Я даже не теряю сознания, только вижу, что на меня надвигается заднее колесо, а на заднем шасси вес установки со снарядами составляет около двух с половиной тонн. Собрав всю волю, едва успеваю перевернуться. Колесо проходит мимо, диффер заднего колеса слегка «гладит» меня по спине…

Солдаты, проходившие мимо, видели эту картину и подняли крик. Машину остановили, мои бойцы забрали меня из-под колес.

Даю водителю команду развернуться, наводчику задаю прицел, угломер. Едва ворочаю руками (мышцы передавлены). Делаем залп. Затем посылаю командира орудия найти комбрига и доложить о случившемся.

Минут через десять мы повернули к месту дислокации дивизиона.
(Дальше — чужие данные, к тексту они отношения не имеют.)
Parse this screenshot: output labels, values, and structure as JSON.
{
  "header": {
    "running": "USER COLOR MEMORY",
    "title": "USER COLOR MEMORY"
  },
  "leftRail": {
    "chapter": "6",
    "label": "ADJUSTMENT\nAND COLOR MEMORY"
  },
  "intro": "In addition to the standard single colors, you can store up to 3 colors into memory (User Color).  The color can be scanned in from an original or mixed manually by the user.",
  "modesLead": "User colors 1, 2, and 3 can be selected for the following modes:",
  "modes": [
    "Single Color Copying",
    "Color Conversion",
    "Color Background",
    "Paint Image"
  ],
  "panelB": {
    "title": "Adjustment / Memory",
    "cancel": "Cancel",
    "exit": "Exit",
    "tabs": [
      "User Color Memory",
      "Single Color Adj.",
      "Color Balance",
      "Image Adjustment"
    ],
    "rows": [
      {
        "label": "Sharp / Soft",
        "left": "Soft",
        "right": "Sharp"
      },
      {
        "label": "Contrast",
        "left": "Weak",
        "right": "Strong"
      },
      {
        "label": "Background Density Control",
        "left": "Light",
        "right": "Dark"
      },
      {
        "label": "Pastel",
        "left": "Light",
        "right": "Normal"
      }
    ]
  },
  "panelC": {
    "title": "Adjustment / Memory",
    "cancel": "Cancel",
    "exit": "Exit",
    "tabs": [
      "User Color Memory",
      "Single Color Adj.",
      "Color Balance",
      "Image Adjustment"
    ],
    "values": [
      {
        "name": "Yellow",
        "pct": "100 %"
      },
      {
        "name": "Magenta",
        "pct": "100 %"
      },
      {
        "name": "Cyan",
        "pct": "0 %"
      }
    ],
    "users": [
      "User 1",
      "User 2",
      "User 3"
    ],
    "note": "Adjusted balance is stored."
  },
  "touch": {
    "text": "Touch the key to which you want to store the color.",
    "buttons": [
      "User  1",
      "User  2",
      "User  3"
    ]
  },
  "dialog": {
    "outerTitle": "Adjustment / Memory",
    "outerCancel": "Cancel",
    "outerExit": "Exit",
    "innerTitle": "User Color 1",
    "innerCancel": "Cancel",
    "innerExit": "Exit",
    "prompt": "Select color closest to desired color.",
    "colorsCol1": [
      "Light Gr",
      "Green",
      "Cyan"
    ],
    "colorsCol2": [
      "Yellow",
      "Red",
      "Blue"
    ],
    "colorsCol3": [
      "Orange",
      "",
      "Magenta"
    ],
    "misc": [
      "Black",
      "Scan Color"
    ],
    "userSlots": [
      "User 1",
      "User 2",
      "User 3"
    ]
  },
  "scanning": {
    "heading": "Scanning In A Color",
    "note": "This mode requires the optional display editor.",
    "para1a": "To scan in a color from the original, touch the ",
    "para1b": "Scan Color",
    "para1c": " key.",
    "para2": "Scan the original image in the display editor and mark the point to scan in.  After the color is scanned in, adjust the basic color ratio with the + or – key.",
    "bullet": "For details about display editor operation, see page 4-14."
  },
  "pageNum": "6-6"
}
Приехали, а его и след простыл. Встретил нас связной, сообщил, что передислоцировались на хутор Назаровский. Приказываю командиру догонять своих и доложить о случившемся. Сам же ехать не в силах — не могу сидеть, тем более испытывать тряску. Оставляю с собой одного солдата. Командир орудия отдал мне запасную пару белья, а бойцы собрали по своим вещмешкам на пару дней сухарей.

Расположились мы в брошенной землянке. Воды нет, ведра тоже не найдешь. Кое-как с помощью снега привел себя в порядок. Помог солдат. Через двое суток за нами пришла машина, и мы уехали в Назаровский. Снег валил густыми хлопьями, дул сильный ветер, и мы с трудом различали полевую дорогу.

Через неделю я уже ходил. В госпиталь ехать отказался. В лесу под Назаровским солдаты срубили баню на «высшем уровне» — не только установили где-то добытый котел, но и оборудовали парилку. Такого удовольствия после полугодового пребывания в грязи я в своей жизни не испытывал. Бойцы парились до потери сознания. Наиболее усердных выносили на улицу и катали в снегу. Снег был чистый и мягкий.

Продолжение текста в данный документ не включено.